Elder Griffin slipped the form into the Darnell file and set it down. “You are still attending, correct? Along with your—your young man? You are bringing him to the wedding?”

“Of course. I wouldn’t miss that.” She wouldn’t, either. Every Church employee in Triumph City was invited—that was standard protocol—but he’d made a point of asking her, and of asking her to bring Terrible.

Or, well, he hadn’t exactly said “Terrible,” because he still didn’t know his name. She wasn’t quite sure how to bring that one up.

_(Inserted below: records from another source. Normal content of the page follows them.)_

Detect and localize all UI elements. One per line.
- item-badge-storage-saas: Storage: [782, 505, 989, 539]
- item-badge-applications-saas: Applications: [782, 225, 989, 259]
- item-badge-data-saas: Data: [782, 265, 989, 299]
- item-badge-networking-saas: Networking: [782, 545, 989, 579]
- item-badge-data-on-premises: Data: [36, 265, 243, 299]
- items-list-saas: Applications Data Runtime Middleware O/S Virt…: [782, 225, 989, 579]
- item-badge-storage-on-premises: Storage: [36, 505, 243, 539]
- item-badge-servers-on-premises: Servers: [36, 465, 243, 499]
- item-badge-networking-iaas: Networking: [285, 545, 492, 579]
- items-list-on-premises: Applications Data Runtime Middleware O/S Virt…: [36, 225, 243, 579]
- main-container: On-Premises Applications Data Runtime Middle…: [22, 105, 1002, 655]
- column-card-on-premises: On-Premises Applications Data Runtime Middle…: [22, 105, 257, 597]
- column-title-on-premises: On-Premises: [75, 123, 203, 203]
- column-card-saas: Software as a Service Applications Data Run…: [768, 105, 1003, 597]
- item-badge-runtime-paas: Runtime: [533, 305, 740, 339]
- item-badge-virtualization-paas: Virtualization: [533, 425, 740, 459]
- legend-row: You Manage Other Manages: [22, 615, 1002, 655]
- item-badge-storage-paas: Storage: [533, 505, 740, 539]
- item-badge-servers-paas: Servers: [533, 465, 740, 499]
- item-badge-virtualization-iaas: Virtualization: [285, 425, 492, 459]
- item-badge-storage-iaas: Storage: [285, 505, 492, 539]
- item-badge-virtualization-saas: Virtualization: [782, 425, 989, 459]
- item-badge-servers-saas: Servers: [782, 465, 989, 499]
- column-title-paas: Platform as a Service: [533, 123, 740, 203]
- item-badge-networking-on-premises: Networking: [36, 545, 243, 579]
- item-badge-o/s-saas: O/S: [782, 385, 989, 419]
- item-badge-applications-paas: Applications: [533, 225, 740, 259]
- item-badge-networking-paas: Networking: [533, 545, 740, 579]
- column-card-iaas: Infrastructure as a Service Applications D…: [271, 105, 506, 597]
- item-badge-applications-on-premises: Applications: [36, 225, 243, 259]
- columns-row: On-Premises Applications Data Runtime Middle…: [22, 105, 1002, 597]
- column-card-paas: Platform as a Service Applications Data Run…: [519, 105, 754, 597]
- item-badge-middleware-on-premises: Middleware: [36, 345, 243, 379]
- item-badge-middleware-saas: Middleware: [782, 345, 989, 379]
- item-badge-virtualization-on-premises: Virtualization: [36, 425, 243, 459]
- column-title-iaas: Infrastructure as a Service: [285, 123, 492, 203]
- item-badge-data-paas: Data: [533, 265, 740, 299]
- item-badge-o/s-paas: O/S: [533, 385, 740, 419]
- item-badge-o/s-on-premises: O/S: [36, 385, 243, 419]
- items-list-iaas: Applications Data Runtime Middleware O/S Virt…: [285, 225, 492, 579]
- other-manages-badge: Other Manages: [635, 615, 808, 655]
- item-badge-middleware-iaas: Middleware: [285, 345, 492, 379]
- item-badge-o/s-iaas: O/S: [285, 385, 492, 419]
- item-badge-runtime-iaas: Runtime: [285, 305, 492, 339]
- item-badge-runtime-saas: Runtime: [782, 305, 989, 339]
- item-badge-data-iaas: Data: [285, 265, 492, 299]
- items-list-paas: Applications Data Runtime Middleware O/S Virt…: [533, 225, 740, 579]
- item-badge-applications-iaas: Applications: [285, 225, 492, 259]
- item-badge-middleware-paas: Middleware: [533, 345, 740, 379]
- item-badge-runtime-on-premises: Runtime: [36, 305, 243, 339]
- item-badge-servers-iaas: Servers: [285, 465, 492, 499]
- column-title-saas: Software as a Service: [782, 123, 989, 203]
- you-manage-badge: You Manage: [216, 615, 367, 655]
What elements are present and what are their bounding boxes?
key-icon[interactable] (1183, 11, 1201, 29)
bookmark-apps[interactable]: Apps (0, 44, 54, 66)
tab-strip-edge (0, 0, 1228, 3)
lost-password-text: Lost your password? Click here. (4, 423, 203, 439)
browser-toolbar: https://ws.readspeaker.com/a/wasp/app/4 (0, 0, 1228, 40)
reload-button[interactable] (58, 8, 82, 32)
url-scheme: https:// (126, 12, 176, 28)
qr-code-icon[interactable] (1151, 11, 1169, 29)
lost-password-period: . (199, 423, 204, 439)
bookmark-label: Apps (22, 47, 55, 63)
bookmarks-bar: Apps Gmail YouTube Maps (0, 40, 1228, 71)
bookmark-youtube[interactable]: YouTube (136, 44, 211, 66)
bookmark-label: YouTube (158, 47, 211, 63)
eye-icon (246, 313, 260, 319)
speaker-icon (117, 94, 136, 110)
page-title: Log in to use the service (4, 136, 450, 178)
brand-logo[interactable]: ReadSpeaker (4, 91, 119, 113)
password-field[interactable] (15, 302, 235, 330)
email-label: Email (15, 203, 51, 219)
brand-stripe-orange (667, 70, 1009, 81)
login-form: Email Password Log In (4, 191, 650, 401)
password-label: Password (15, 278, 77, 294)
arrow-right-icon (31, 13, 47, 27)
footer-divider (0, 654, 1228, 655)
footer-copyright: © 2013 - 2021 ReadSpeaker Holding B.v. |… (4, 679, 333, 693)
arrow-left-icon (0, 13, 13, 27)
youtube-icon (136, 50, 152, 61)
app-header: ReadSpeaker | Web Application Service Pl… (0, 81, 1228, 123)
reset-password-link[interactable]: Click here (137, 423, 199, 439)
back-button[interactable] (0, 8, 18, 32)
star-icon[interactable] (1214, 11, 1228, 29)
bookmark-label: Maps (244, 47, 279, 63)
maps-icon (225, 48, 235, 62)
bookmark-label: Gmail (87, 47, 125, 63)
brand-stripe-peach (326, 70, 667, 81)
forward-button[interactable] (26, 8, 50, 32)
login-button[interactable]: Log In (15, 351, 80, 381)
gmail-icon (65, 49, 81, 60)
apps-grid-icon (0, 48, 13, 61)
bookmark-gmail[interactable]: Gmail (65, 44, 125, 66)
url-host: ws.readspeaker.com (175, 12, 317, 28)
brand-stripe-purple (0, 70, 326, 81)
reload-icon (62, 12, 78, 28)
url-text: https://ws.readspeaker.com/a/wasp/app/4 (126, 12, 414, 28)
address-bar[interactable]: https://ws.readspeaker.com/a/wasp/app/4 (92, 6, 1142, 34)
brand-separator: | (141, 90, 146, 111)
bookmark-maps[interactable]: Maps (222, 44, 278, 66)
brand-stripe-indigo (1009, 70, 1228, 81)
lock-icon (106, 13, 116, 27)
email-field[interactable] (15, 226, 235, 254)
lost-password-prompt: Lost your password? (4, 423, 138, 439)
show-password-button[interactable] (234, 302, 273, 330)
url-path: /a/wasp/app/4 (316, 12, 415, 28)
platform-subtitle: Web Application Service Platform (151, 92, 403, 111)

Of course, she could bring it up as the answer to his question. “What is his name, again?”

Shit.

She kept forgetting to talk to Terrible about it and ask what he thought. He had several forms of ID with different names on them, she knew; they were never used but were there just in case. Did he want to use one of those names? Did he want to be called “Terry,” as his daughter, Katie, called him? No, he hated that—she didn’t blame him. Katie’s mother had started that one.

Elder Griffin watched her, his eyebrows a little higher than usual over his blue eyes. Right. It really shouldn’t take so long to give him a piece of basic information.

Shit again. “Well, see, sir, he … he grew up in Downside, you know, and he never had any family or anything. …”

The eyebrows rose higher. “Indeed? I had no idea.”

Shit, he was right, wasn’t he? Stupid that she hadn’t thought of it before, but she’d never specifically told Elder Griffin that the man she was “seeing” was from Downside. She had no idea if he’d assumed so or what, but his expression—well, his expression and the fact that he’d just fucking said he didn’t know, duh—told her he hadn’t.

But she didn’t want to lie to him, either. She wasn’t going to lie and she wasn’t going to try to hide Terrible or who he was. She loved him and he was hers, and that made her so proud her chest hurt, and if anybody didn’t like it they could go fuck themselves.